3. It has a unique aesthetic.
In an excellent think piece, Pitchfork’s Adam Ward waxes nostalgia for the low-bitrate file and its ability to transmit an artistic feeling unique to the medium:
“I’ve come to love these awful quality files. In most cases, listening to their lossless versions just doesn’t sound right to me. My 128 kbps version of Mario’s ‘Let Me Love You’ still has the intro skit from the music video attached, hearing the song without it is jarring. With each layer of compression you can practically hear the thousands of others who shared and copied the same MP3, like a destructive digital fingerprint…. I’ve got dozens of tracks like these on my computer still. A 58 kbps copy of Kyuss’ ‘Supa Scoopa and Mighty Scoop’ that sounds like it’s being played through a payphone. A bootlegged CD of Hendrix demos transcoded up from somewhere to 128 kbps.”
Much like vinyl imparts a certain imperfect-but-adored sound through time, dust collected, faulty needles, and warped records, the same can be said of the MP3. Arguably, retro-MP3 production value is more in line with the tenor of our digital, postmodern age. We now have free apps on our phone to imitate crappy VHS camcorders. We share dank Instagram content that harnesses the style of visual degradation, mash-up and retro Windows ’98 artifacts — why not bring back the 128 kbps MP3 as well?
4. The turn of the century was a file-sharing golden age.
Sorry if you weren’t there, but the late ’90s and early 2000s were fantastic. Once P2P was pioneered via Napster, the floodgates opened and the world of music sharing was here to stay. As an artist and a listener, my personal opinion is that we’ve regressed from that time. The problem with the P2P era, admittedly, was that artists were not getting remunerated for their recordings as disruptive tech eagerly pulled down the bloated major-label system. But, well, we’re still not getting paid that much anyway.

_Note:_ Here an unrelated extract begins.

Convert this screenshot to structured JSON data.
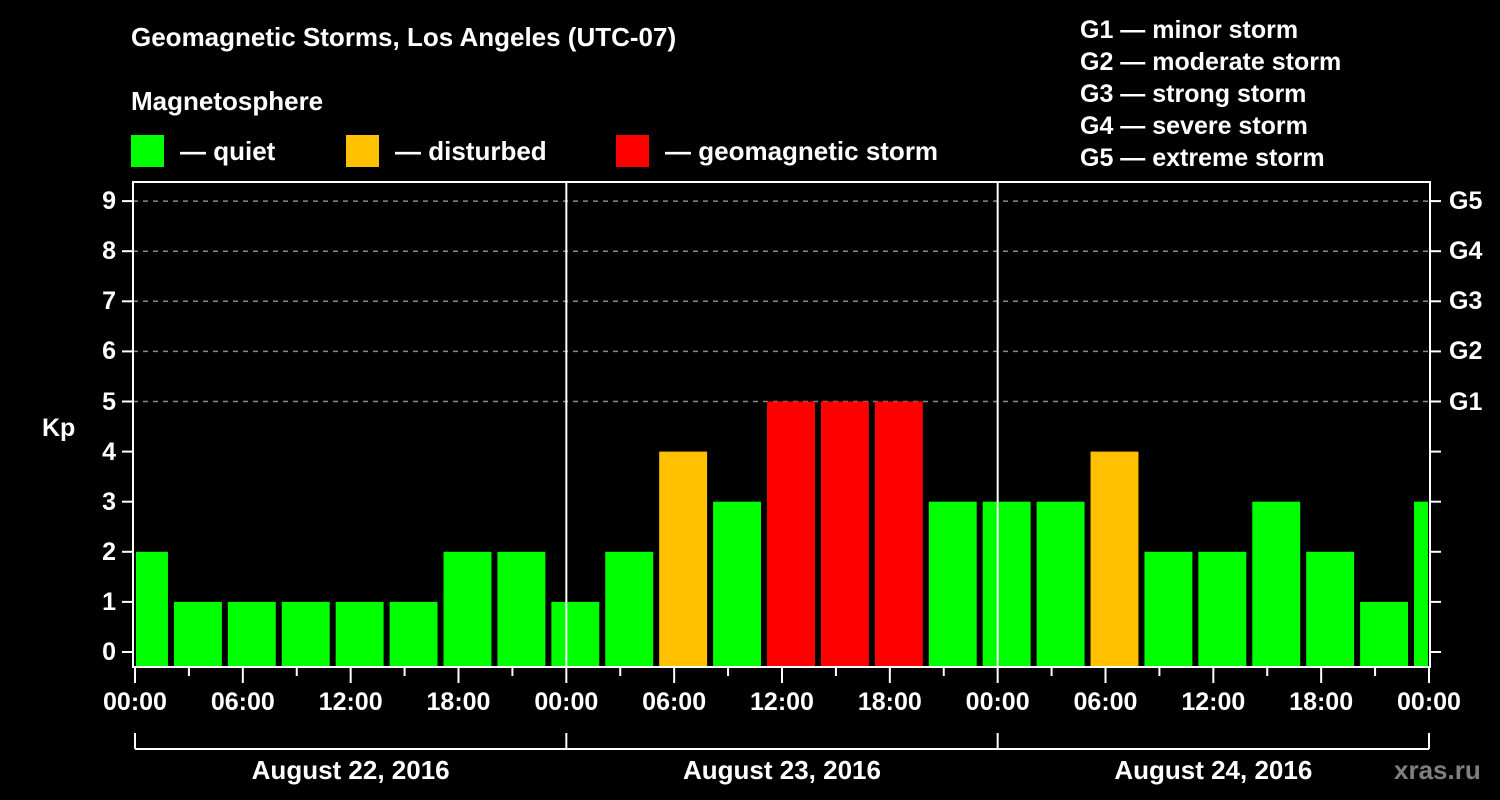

The promise of the era was that through intellectual property reform, we would move to a more artist-friendly and less commercial music business. But the more things change, the more things stay the same.
The 1% skim milk of the music industry has survived the barbarians at the gate, born again within the world of music streaming. In 2019, the listener pays only a little more for the convenience of streaming, but the money they do pay is vacuumed up by large tech and labels via the gated publishing communities like Spotify, Apple Music, and Google Play. Artists still struggle, as the innovations of tech revolutionaries were co-opted and sanitized by corporate interest.
Now, if you’ll excuse me, I’m gonna go scope some torrents and dream about what might have been. Happy April Fools’ Day.